Summer is ending, here in the Pacific Northwest. School has started; the leaves are changing and the rains are beginning. My friend the archaeologist is beginning to question life choices. And soon enough, the Skyline Theater out in Shelton, down the road a piece, will be closing for the season. I don’t even think the swap meet keeps going through the winter, though I’ve never made it to the swap meet, either. I’ve been telling myself for years that I’ll get a group together and go to the Skyline—maybe next summer. Maybe when my daughter Irene is two and perhaps old enough to hang out in the car for a movie. Because the Skyline is one of two drive-in theatres within a hundred miles of me.
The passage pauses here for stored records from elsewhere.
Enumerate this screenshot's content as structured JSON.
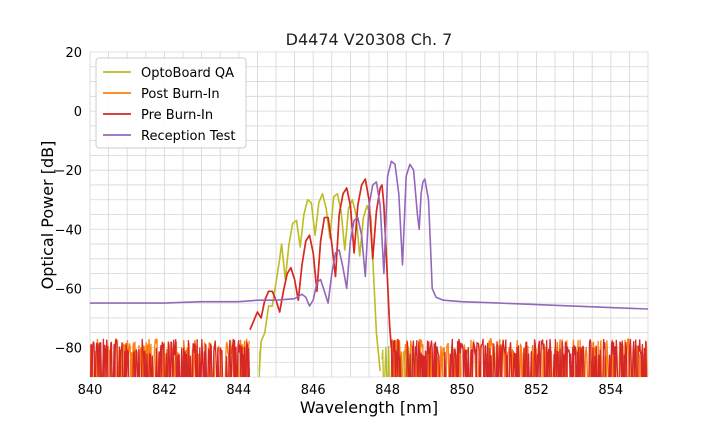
{
  "chart_data": {
    "type": "line",
    "title": "D4474 V20308 Ch. 7",
    "xlabel": "Wavelength [nm]",
    "ylabel": "Optical Power [dB]",
    "xlim": [
      840,
      855
    ],
    "ylim": [
      -90,
      20
    ],
    "xticks": [
      "840",
      "842",
      "844",
      "846",
      "848",
      "850",
      "852",
      "854"
    ],
    "yticks": [
      "20",
      "0",
      "−20",
      "−40",
      "−60",
      "−80"
    ],
    "grid": true,
    "legend_position": "top-left",
    "series": [
      {
        "name": "OptoBoard QA",
        "color": "#bcbd22",
        "noise_floor": {
          "x_ranges": [
            [
              844.55,
              844.6
            ],
            [
              847.85,
              848.9
            ]
          ],
          "level": -85
        },
        "points": [
          [
            844.55,
            -88
          ],
          [
            844.6,
            -78
          ],
          [
            844.7,
            -75
          ],
          [
            844.8,
            -66
          ],
          [
            844.9,
            -66
          ],
          [
            845.0,
            -58
          ],
          [
            845.1,
            -50
          ],
          [
            845.15,
            -45
          ],
          [
            845.25,
            -57
          ],
          [
            845.35,
            -45
          ],
          [
            845.45,
            -38
          ],
          [
            845.55,
            -37
          ],
          [
            845.65,
            -46
          ],
          [
            845.75,
            -35
          ],
          [
            845.85,
            -30
          ],
          [
            845.95,
            -31
          ],
          [
            846.05,
            -42
          ],
          [
            846.15,
            -31
          ],
          [
            846.25,
            -28
          ],
          [
            846.35,
            -33
          ],
          [
            846.45,
            -43
          ],
          [
            846.55,
            -29
          ],
          [
            846.65,
            -28
          ],
          [
            846.75,
            -34
          ],
          [
            846.85,
            -47
          ],
          [
            846.95,
            -33
          ],
          [
            847.05,
            -30
          ],
          [
            847.15,
            -35
          ],
          [
            847.25,
            -49
          ],
          [
            847.35,
            -36
          ],
          [
            847.45,
            -32
          ],
          [
            847.55,
            -36
          ],
          [
            847.62,
            -55
          ],
          [
            847.7,
            -75
          ],
          [
            847.8,
            -88
          ]
        ]
      },
      {
        "name": "Post Burn-In",
        "color": "#ff7f0e",
        "noise_floor": {
          "x_ranges": [
            [
              840.0,
              844.3
            ],
            [
              848.1,
              855.0
            ]
          ],
          "level": -83
        },
        "points": [
          [
            844.3,
            -74
          ],
          [
            844.4,
            -71
          ],
          [
            844.5,
            -68
          ],
          [
            844.6,
            -70
          ],
          [
            844.7,
            -64
          ],
          [
            844.8,
            -61
          ],
          [
            844.9,
            -61
          ],
          [
            845.0,
            -64
          ],
          [
            845.1,
            -68
          ],
          [
            845.2,
            -61
          ],
          [
            845.3,
            -55
          ],
          [
            845.4,
            -53
          ],
          [
            845.5,
            -57
          ],
          [
            845.6,
            -64
          ],
          [
            845.7,
            -52
          ],
          [
            845.8,
            -44
          ],
          [
            845.9,
            -42
          ],
          [
            846.0,
            -48
          ],
          [
            846.1,
            -61
          ],
          [
            846.2,
            -44
          ],
          [
            846.3,
            -36
          ],
          [
            846.4,
            -36
          ],
          [
            846.5,
            -45
          ],
          [
            846.6,
            -56
          ],
          [
            846.7,
            -35
          ],
          [
            846.8,
            -28
          ],
          [
            846.9,
            -26
          ],
          [
            847.0,
            -32
          ],
          [
            847.1,
            -48
          ],
          [
            847.2,
            -32
          ],
          [
            847.3,
            -25
          ],
          [
            847.4,
            -23
          ],
          [
            847.5,
            -30
          ],
          [
            847.6,
            -50
          ],
          [
            847.7,
            -34
          ],
          [
            847.8,
            -26
          ],
          [
            847.85,
            -25
          ],
          [
            847.9,
            -32
          ],
          [
            848.0,
            -58
          ],
          [
            848.05,
            -72
          ],
          [
            848.1,
            -80
          ]
        ]
      },
      {
        "name": "Pre Burn-In",
        "color": "#d62728",
        "noise_floor": {
          "x_ranges": [
            [
              840.0,
              844.3
            ],
            [
              848.1,
              855.0
            ]
          ],
          "level": -83
        },
        "points": [
          [
            844.3,
            -74
          ],
          [
            844.4,
            -71
          ],
          [
            844.5,
            -68
          ],
          [
            844.6,
            -70
          ],
          [
            844.7,
            -64
          ],
          [
            844.8,
            -61
          ],
          [
            844.9,
            -61
          ],
          [
            845.0,
            -64
          ],
          [
            845.1,
            -68
          ],
          [
            845.2,
            -61
          ],
          [
            845.3,
            -55
          ],
          [
            845.4,
            -53
          ],
          [
            845.5,
            -57
          ],
          [
            845.6,
            -64
          ],
          [
            845.7,
            -52
          ],
          [
            845.8,
            -44
          ],
          [
            845.9,
            -42
          ],
          [
            846.0,
            -48
          ],
          [
            846.1,
            -61
          ],
          [
            846.2,
            -44
          ],
          [
            846.3,
            -36
          ],
          [
            846.4,
            -36
          ],
          [
            846.5,
            -45
          ],
          [
            846.6,
            -56
          ],
          [
            846.7,
            -35
          ],
          [
            846.8,
            -28
          ],
          [
            846.9,
            -26
          ],
          [
            847.0,
            -32
          ],
          [
            847.1,
            -48
          ],
          [
            847.2,
            -32
          ],
          [
            847.3,
            -25
          ],
          [
            847.4,
            -23
          ],
          [
            847.5,
            -30
          ],
          [
            847.6,
            -50
          ],
          [
            847.7,
            -34
          ],
          [
            847.8,
            -26
          ],
          [
            847.85,
            -25
          ],
          [
            847.9,
            -32
          ],
          [
            848.0,
            -58
          ],
          [
            848.05,
            -72
          ],
          [
            848.1,
            -80
          ]
        ]
      },
      {
        "name": "Reception Test",
        "color": "#9467bd",
        "points": [
          [
            840.0,
            -65
          ],
          [
            841.0,
            -65
          ],
          [
            842.0,
            -65
          ],
          [
            843.0,
            -64.5
          ],
          [
            843.5,
            -64.5
          ],
          [
            844.0,
            -64.5
          ],
          [
            844.5,
            -64
          ],
          [
            845.0,
            -64
          ],
          [
            845.5,
            -63.5
          ],
          [
            845.7,
            -62
          ],
          [
            845.8,
            -63
          ],
          [
            845.9,
            -66
          ],
          [
            846.0,
            -64
          ],
          [
            846.1,
            -58
          ],
          [
            846.2,
            -57
          ],
          [
            846.3,
            -61
          ],
          [
            846.4,
            -65
          ],
          [
            846.5,
            -55
          ],
          [
            846.6,
            -48
          ],
          [
            846.7,
            -47
          ],
          [
            846.8,
            -53
          ],
          [
            846.9,
            -60
          ],
          [
            847.0,
            -44
          ],
          [
            847.1,
            -37
          ],
          [
            847.2,
            -36
          ],
          [
            847.3,
            -42
          ],
          [
            847.4,
            -56
          ],
          [
            847.5,
            -32
          ],
          [
            847.6,
            -25
          ],
          [
            847.7,
            -24
          ],
          [
            847.8,
            -32
          ],
          [
            847.9,
            -55
          ],
          [
            848.0,
            -22
          ],
          [
            848.1,
            -17
          ],
          [
            848.2,
            -18
          ],
          [
            848.3,
            -28
          ],
          [
            848.4,
            -52
          ],
          [
            848.5,
            -22
          ],
          [
            848.6,
            -18
          ],
          [
            848.7,
            -20
          ],
          [
            848.8,
            -35
          ],
          [
            848.85,
            -40
          ],
          [
            848.9,
            -28
          ],
          [
            848.95,
            -24
          ],
          [
            849.0,
            -23
          ],
          [
            849.1,
            -30
          ],
          [
            849.15,
            -45
          ],
          [
            849.2,
            -60
          ],
          [
            849.3,
            -63
          ],
          [
            849.5,
            -64
          ],
          [
            850.0,
            -64.5
          ],
          [
            851.0,
            -65
          ],
          [
            852.0,
            -65.5
          ],
          [
            853.0,
            -66
          ],
          [
            854.0,
            -66.5
          ],
          [
            855.0,
            -67
          ]
        ]
      }
    ]
  }
}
I remember going to the drive-in, when I was a child. Oh, not the Skyline; I grew up in Los Angeles County. But I saw both Raiders of the Lost Ark and ET in drive-in theatres as a child, as my parents had assumed that my sisters and I would fall asleep in the back of the car, surely half the appeal of the drive-in for the parent. The other being that it didn’t matter if we made noise and were restless; within reason, we could do that and not bother other people. Each car was a little self-contained. Not completely. We could’ve made enough noise to disturb the people next to us. But by and large? We were fine.
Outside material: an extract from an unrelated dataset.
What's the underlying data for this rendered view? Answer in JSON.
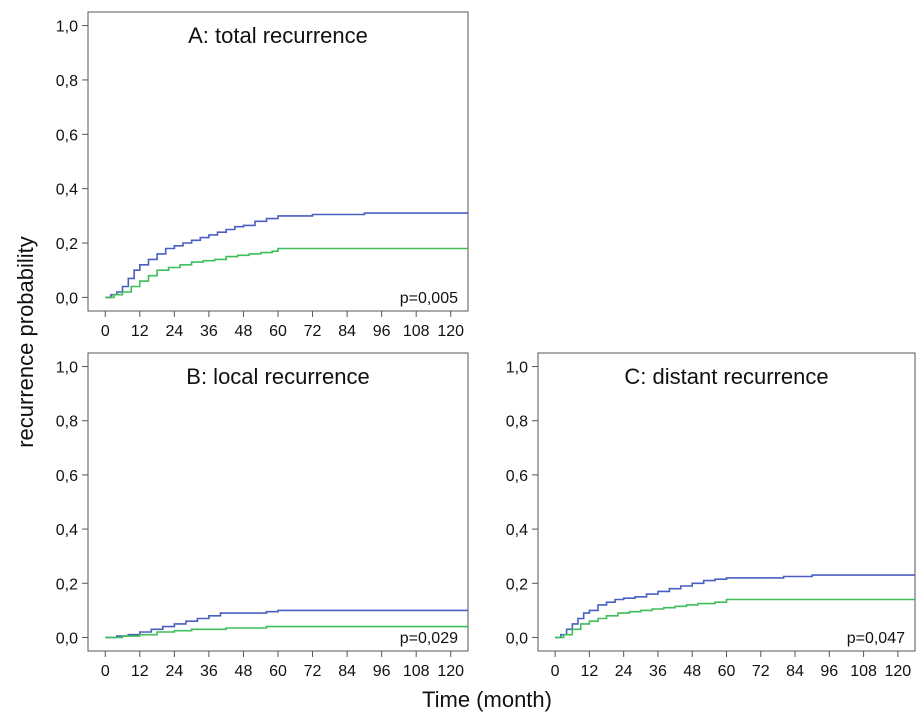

It’s interesting that, even as car culture has continued, the drive-in has faded. A lot of ink has been spilled about why, of course. Frankly, I think it’s in part because of the rise of the compact car. It’s not an enormously comfortable car to watch a movie in, and they were getting popular just at the same time as larger movie seats were. We Americans like our cars, but we like our comfort, too. And I can’t imagine having gone to a drive-in theatre with my family in the Subaru we got after the Volkswagen van we’d had gave up the ghost. The two people riding in the back would’ve been unable to see the screen.
It’s also true that the drive-in is an inherently limited venue. You can only go to a drive-in at night. Indeed, in a lot of the country, you can’t do much most of the year. The time of year that night is the longest is also a miserable time of year to try to see a movie outside. In the height of summer here, it doesn’t start getting dark until eight or later, so a double feature doesn’t let out until midnight or later. (And the Skyline does a double feature every night.) But though Washington seldom has the bitter cold and snow of, say, Minnesota, that doesn’t mean you want to spend five hours sitting in a car at night.
I think the romance of the drive-in is more charming in the abstract. Those pleasant memories of ranging in the back of the Vanagon with my sister on that wooden platform my parents built, eating Pick-a-Mix? That may well be better than the reality. We’ll see when the time comes, I suppose. I’m not at all interested in this week’s offerings, which is the other issue with the drive-in. Not a lot of choice. But if you’re not interested in the movie, I’m sure it’s fine, which is why it’s long been seen as the quintessential courting couple venue.